Australian tech agency CSIRO settles with HP, continues case: CSIRO says that HP has settled on confidential terms over the agency's claims to have a patent that covers some of the fundamental parts of how 802.11a, g, and n Wi-Fi works. CSIRO continues to engage, as the article notes, "Microsoft, Dell, Toshiba, Intel, Nintendo, Netgear, Belkin, D-Link, Asus, Buffalo Technology, 3com, Accton and SMC." Cisco and its Linksys division aren't in the list because Cisco agreed to patent terms when it acquired an Australian network authentication firm a few years ago.
The patent may or may not be found valid.

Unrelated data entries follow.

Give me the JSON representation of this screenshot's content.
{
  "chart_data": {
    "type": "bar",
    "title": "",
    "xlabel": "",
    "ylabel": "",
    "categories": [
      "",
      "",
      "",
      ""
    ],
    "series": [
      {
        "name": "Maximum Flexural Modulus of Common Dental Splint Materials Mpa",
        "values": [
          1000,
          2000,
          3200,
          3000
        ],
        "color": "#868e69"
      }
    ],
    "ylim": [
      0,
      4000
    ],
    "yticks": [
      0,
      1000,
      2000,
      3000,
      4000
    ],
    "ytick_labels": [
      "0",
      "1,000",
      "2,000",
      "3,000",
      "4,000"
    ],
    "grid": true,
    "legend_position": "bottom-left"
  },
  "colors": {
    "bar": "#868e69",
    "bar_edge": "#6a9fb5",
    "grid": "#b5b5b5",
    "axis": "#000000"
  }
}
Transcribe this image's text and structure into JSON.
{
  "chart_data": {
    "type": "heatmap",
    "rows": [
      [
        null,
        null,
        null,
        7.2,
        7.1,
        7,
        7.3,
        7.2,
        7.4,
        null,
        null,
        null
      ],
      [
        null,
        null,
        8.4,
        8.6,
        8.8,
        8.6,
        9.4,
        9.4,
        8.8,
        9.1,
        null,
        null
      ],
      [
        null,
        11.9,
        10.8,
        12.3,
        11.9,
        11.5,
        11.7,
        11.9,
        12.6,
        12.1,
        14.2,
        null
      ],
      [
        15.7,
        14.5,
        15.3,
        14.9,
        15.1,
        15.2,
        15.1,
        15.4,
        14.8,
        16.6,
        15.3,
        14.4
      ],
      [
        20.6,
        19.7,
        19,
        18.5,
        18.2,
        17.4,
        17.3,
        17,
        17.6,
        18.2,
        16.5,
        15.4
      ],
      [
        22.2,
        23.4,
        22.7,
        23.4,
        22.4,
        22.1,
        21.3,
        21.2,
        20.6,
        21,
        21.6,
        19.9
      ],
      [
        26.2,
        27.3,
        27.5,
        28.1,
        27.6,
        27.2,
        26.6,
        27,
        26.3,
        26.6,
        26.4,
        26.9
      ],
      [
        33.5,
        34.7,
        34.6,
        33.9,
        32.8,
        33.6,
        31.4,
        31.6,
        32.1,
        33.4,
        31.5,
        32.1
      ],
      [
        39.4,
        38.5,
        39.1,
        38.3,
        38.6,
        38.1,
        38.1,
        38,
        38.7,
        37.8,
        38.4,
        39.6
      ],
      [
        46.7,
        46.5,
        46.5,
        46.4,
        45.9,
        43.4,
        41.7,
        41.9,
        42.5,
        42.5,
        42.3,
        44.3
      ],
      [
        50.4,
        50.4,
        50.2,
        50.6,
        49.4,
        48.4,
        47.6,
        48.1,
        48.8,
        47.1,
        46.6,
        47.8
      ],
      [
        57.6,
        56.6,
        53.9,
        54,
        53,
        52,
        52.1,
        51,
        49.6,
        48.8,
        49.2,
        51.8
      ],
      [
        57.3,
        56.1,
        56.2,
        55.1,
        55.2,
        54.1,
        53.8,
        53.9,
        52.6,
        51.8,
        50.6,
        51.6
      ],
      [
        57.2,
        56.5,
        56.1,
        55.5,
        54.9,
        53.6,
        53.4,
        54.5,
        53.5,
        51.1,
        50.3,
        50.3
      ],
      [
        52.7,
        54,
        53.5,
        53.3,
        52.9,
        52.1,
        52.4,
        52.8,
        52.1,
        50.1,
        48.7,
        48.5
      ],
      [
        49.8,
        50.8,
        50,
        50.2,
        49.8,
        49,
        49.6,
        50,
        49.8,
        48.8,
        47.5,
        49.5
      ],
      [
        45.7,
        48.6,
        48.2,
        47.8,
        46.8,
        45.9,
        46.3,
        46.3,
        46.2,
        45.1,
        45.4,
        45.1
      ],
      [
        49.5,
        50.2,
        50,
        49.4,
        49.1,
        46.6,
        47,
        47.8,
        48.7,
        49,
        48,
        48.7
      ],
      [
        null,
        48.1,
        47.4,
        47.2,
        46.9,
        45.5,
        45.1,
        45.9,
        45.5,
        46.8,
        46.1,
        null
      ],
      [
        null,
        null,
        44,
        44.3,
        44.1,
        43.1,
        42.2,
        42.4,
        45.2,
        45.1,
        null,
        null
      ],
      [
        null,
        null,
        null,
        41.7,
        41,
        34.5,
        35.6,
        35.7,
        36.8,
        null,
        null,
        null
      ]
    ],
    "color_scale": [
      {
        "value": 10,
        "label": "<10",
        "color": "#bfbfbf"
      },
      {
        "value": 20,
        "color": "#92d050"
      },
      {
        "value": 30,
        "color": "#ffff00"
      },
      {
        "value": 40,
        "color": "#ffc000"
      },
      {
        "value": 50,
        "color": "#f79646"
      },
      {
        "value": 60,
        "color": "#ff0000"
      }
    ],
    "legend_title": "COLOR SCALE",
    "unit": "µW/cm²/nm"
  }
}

I have trouble with how it was revised to include frequencies not mentioned in the original filing that weren't in common use when the filing was first made. A patent review hasn't yet occurred. If upheld, CSIRO will collect what it has frequently described as a small royalty on all devices containing Wi-Fi.
The article misstates the current state of the Buffalo/CSIRO lawsuit by missing a fine detail. CSIRO claimed to have come out in top last September in an appeals court decision, but both parties got something out of it. In December, Buffalo was allowed to start selling gear again, even as the case was sent back to lower court to deal with a small issue. Now, it's still possible Buffalo will have to pay damages, back royalties, and future royalties, but it's actively selling gear at the moment. CSIRO says it won something in appeals because of this possibility.